Изменить размер шрифта - +
— Тубасову скажите, что я жду у него в кабинете.

Мы все растерянно переглянулись: если Синцов успел наладить хоть какой-нибудь маломальский контакт, ни в коем случае нельзя прерывать процесс их общения, особенно в свете трехчасового срока, по истечении которого задержанный должен быть отпущен. По указанию прокурора.

Значит, единственная возможность задержать его дольше чем на три часа — узнать о нем что-то такое, что подтвердит его общественную опасность (уже понятно, что визит к женщине-следователю прокуратуры с обещанием ее уничтожить, путем взрыва или сожжения, общественную опасность субъекта никоим образом не подтверждает, надо копать глубже), и уложиться требуется в установленный законом срок. А если наш педантичный прокурор сейчас попрется его лично опрашивать и будет это делать с чувством, с толком, с расстановкой, как он делает все остальное, то, во-первых, он съест все отпущенное на содержание клиента время, а во-вторых, сведет на нет и без того непросто установленный контакт. А это означает, что к материалу проверки будет подшито ничего не значащее объяснение, полученное у Иванова лично прокурором района, следующим документом будет постановление об отказе в возбуждении уголовного дела, в дежурной части Иванову под расписку торжественно вернут изъятые шнурки и часы и отпустят на все четыре стороны. А мне останется ожидать его повторного визита. И я не исключаю, что второй раз он явится уже с тротилом. А что? Раз давеча все так славно кончилось, и ему даже пальцем не погрозили…

У всей нашей четверки чуть не вырвался из груди стон, но это не смутило прокурора. Он взялся за перила и уверенно стал подниматься к кабинету начальника РУВД, где собрался образцово-показательно поработать. Позади нас из дежурки уже выскочил Тубасов и понесся вслед за прокурором, чтобы обеспечить ему фронт работ. Нас обдало ароматом свежевыпитого коньяка.
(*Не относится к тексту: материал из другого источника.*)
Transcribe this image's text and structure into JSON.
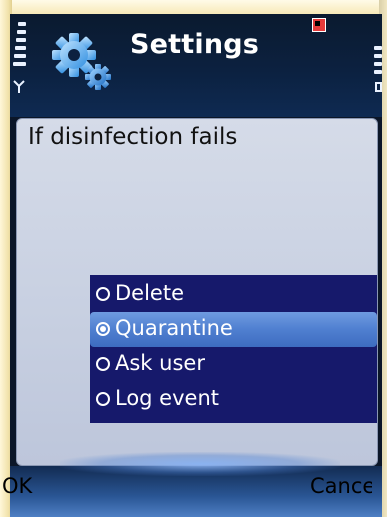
{
  "header": {
    "title": "Settings",
    "icon": "gear-icon",
    "badge_icon": "app-badge-icon"
  },
  "dialog": {
    "prompt": "If disinfection fails",
    "options": [
      {
        "label": "Delete",
        "selected": false
      },
      {
        "label": "Quarantine",
        "selected": true
      },
      {
        "label": "Ask user",
        "selected": false
      },
      {
        "label": "Log event",
        "selected": false
      }
    ]
  },
  "softkeys": {
    "left": "OK",
    "right": "Cancel"
  },
  "colors": {
    "options_bg": "#16196b",
    "selection": "#4f7fd0",
    "badge": "#e53a3a"
  }
}
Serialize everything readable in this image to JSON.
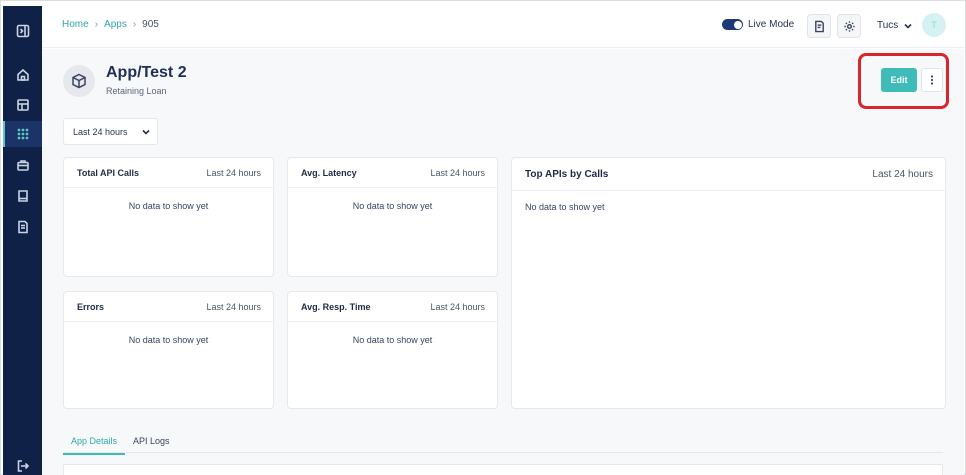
{
  "breadcrumb": {
    "home": "Home",
    "apps": "Apps",
    "current": "905"
  },
  "header": {
    "live_mode_label": "Live Mode",
    "user_name": "Tucs",
    "avatar_initial": "T"
  },
  "app": {
    "title": "App/Test 2",
    "subtitle": "Retaining Loan"
  },
  "actions": {
    "edit_label": "Edit"
  },
  "filter": {
    "time_range": "Last 24 hours"
  },
  "cards": [
    {
      "title": "Total API Calls",
      "range": "Last 24 hours",
      "empty": "No data to show yet"
    },
    {
      "title": "Avg. Latency",
      "range": "Last 24 hours",
      "empty": "No data to show yet"
    },
    {
      "title": "Errors",
      "range": "Last 24 hours",
      "empty": "No data to show yet"
    },
    {
      "title": "Avg. Resp. Time",
      "range": "Last 24 hours",
      "empty": "No data to show yet"
    }
  ],
  "top_apis": {
    "title": "Top APIs by Calls",
    "range": "Last 24 hours",
    "empty": "No data to show yet"
  },
  "tabs": [
    "App Details",
    "API Logs"
  ],
  "colors": {
    "sidebar": "#0f2147",
    "accent": "#3fbcb7",
    "highlight": "#d9252b"
  }
}
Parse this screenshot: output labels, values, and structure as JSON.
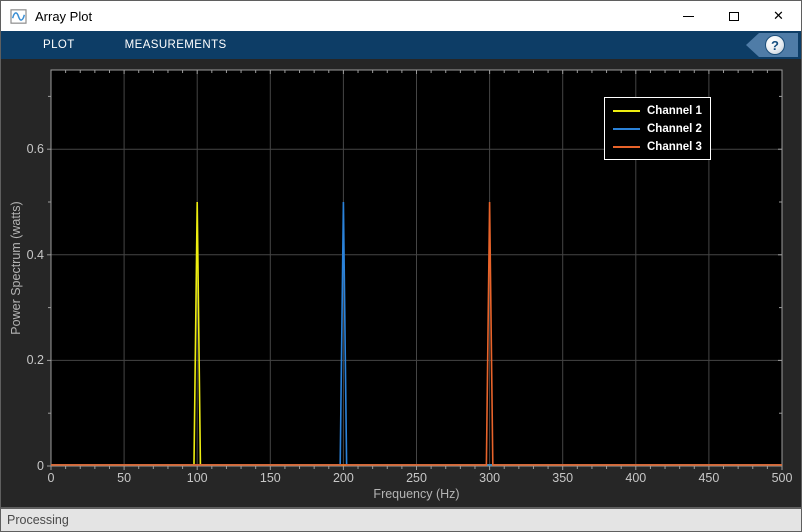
{
  "window": {
    "title": "Array Plot",
    "controls": {
      "close_glyph": "✕"
    }
  },
  "toolbar": {
    "tabs": [
      {
        "label": "PLOT"
      },
      {
        "label": "MEASUREMENTS"
      }
    ],
    "help_label": "?"
  },
  "status_bar": {
    "text": "Processing"
  },
  "chart_data": {
    "type": "line",
    "title": "",
    "xlabel": "Frequency (Hz)",
    "ylabel": "Power Spectrum (watts)",
    "xlim": [
      0,
      500
    ],
    "ylim": [
      0,
      0.75
    ],
    "x_major_ticks": [
      0,
      50,
      100,
      150,
      200,
      250,
      300,
      350,
      400,
      450,
      500
    ],
    "x_minor_step": 10,
    "y_major_ticks": [
      0,
      0.2,
      0.4,
      0.6
    ],
    "y_minor_step": 0.1,
    "grid": true,
    "legend_position": "northeast",
    "series": [
      {
        "name": "Channel 1",
        "color": "#eded10",
        "peak_hz": 100,
        "peak_watts": 0.5,
        "baseline_watts": 0.002,
        "peak_halfwidth_hz": 2.2
      },
      {
        "name": "Channel 2",
        "color": "#2b82d9",
        "peak_hz": 200,
        "peak_watts": 0.5,
        "baseline_watts": 0.002,
        "peak_halfwidth_hz": 2.2
      },
      {
        "name": "Channel 3",
        "color": "#e8632a",
        "peak_hz": 300,
        "peak_watts": 0.5,
        "baseline_watts": 0.002,
        "peak_halfwidth_hz": 2.2
      }
    ],
    "colors": {
      "figure_background": "#262626",
      "axes_background": "#000000",
      "grid_color": "#454545",
      "axis_color": "#9c9c9c",
      "tick_label_color": "#c7c7c7",
      "axis_label_color": "#b4b4b4"
    }
  }
}
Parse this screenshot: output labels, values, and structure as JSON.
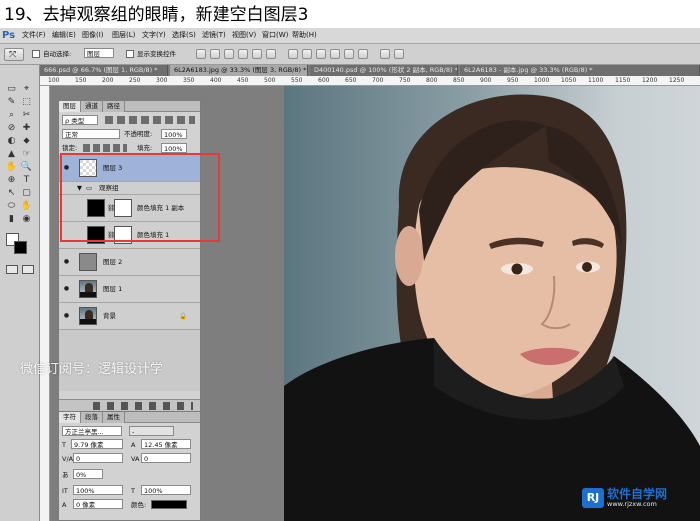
{
  "caption": "19、去掉观察组的眼睛，新建空白图层3",
  "app": {
    "logo": "Ps",
    "menu": [
      "文件(F)",
      "编辑(E)",
      "图像(I)",
      "图层(L)",
      "文字(Y)",
      "选择(S)",
      "滤镜(T)",
      "视图(V)",
      "窗口(W)",
      "帮助(H)"
    ]
  },
  "options_bar": {
    "auto_select_label": "自动选择:",
    "auto_select_value": "图层",
    "show_transform_label": "显示变换控件"
  },
  "doc_tabs": [
    {
      "label": "666.psd @ 66.7% (图层 1, RGB/8) *",
      "active": false
    },
    {
      "label": "6L2A6183.jpg @ 33.3% (图层 3, RGB/8) *",
      "active": true
    },
    {
      "label": "D400140.psd @ 100% (形状 2 副本, RGB/8) *",
      "active": false
    },
    {
      "label": "6L2A6183 - 副本.jpg @ 33.3% (RGB/8) *",
      "active": false
    }
  ],
  "ruler_marks": [
    "100",
    "150",
    "200",
    "250",
    "300",
    "350",
    "400",
    "450",
    "500",
    "550",
    "600",
    "650",
    "700",
    "750",
    "800",
    "850",
    "900",
    "950",
    "1000",
    "1050",
    "1100",
    "1150",
    "1200",
    "1250"
  ],
  "layers_panel": {
    "tabs": [
      "图层",
      "通道",
      "路径"
    ],
    "filter_label": "ρ 类型",
    "blend_mode": "正常",
    "opacity_label": "不透明度:",
    "opacity_value": "100%",
    "lock_label": "锁定:",
    "fill_label": "填充:",
    "fill_value": "100%",
    "layers": [
      {
        "name": "图层 3",
        "kind": "transparent",
        "visible": true,
        "selected": true,
        "indent": 0,
        "lock": ""
      },
      {
        "name": "观察组",
        "kind": "group",
        "visible": false,
        "selected": false,
        "indent": 0,
        "lock": ""
      },
      {
        "name": "颜色填充 1 副本",
        "kind": "fill",
        "visible": false,
        "selected": false,
        "indent": 1,
        "lock": ""
      },
      {
        "name": "颜色填充 1",
        "kind": "fill",
        "visible": false,
        "selected": false,
        "indent": 1,
        "lock": ""
      },
      {
        "name": "图层 2",
        "kind": "photo-gray",
        "visible": true,
        "selected": false,
        "indent": 0,
        "lock": ""
      },
      {
        "name": "图层 1",
        "kind": "photo",
        "visible": true,
        "selected": false,
        "indent": 0,
        "lock": ""
      },
      {
        "name": "背景",
        "kind": "photo",
        "visible": true,
        "selected": false,
        "indent": 0,
        "lock": "🔒"
      }
    ]
  },
  "character_panel": {
    "tabs": [
      "字符",
      "段落",
      "属性"
    ],
    "font_family": "方正兰亭黑...",
    "font_style": "-",
    "font_size": "9.79 像素",
    "leading": "12.45 像素",
    "kerning": "0",
    "tracking": "0",
    "tsume": "0%",
    "vscale": "100%",
    "hscale": "100%",
    "baseline": "0 像素"
  },
  "watermark": "微信订阅号：逻辑设计学",
  "site_logo": {
    "brand": "软件自学网",
    "url": "www.rjzxw.com",
    "badge": "RJ"
  },
  "colors": {
    "selected_layer": "#9fb3d8",
    "highlight_frame": "#e53a3a",
    "accent": "#2b65b8"
  }
}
— Уволюсь я, к черту, — сказал мне на ухо Горчаков.

 

3

 

Мы вчетвером, не сговариваясь, тихо двинулись вслед за начальниками, хоть это и выглядело не совсем этично. Впереди шел Лешка с решительным видом, за ним — Мигулько со своим подчиненным, Гайворонским, и в арьергарде плелась я, в душе уговаривая себя, что иду просто за компанию, поскольку бороться с прокурором у меня сил уже нет. Да и не привыкла я, за много лет безбедного существования за могучей спиной родного шефа, тратить силы еще и на борьбу с непосредственным начальством, разбаловал нас Владимир Иванович. Ну, поднимемся, и что Горчаков сделает? Ляжет прокурору поперек дороги? Выкрадет у него из-под носа клиента? Вызовет начальника на дуэль?..

Поднявшись на второй этаж, где располагались начальственные кабинеты, мы замерли на площадке, прислушиваясь к скороговорке полковника Тубасова, сопровождавшейся позвякиваньем ключа и скрипом отпираемой двери.

— Проходите, Геннадий Васильич, — журчал он, видимо, пропуская вперед нашего прокурора. — Может, чайку, кофейку, чего покрепче?

Реплику прокурора мы не услышали, но я не сомневалась, что он ответит отказом. Умение держать дистанцию со всеми абсолютно, будь то поднадзорный элемент в милицейских погонах или подчиненные в прокурорских, было, несомненно, самой сильной стороной личности нашего нового руководителя. Уж в том, что он не решает дела за стаканом, я могла быть уверена. Послышалось мягкое чмоканье закрывшейся двери, потом тяжелые шаги полненького Тубасова и его командный окрик в сторону лестничной площадки:

— Мигулько! Костя! А ну, давай, притарань задержанного ко мне в кабинет! Быстро, быстро, прокурор ждет!

Мигулько кинул на нас затравленный взгляд и стал на цыпочках спускаться по лестнице, потянув за собой и Гайворонского, — вроде как его тут нет, и он не слышал приказа начальника. Гайворонский повлекся за ним; правда, оглянувшись на нас с Лешкой, хмыкнул и иронически приложил палец к губам.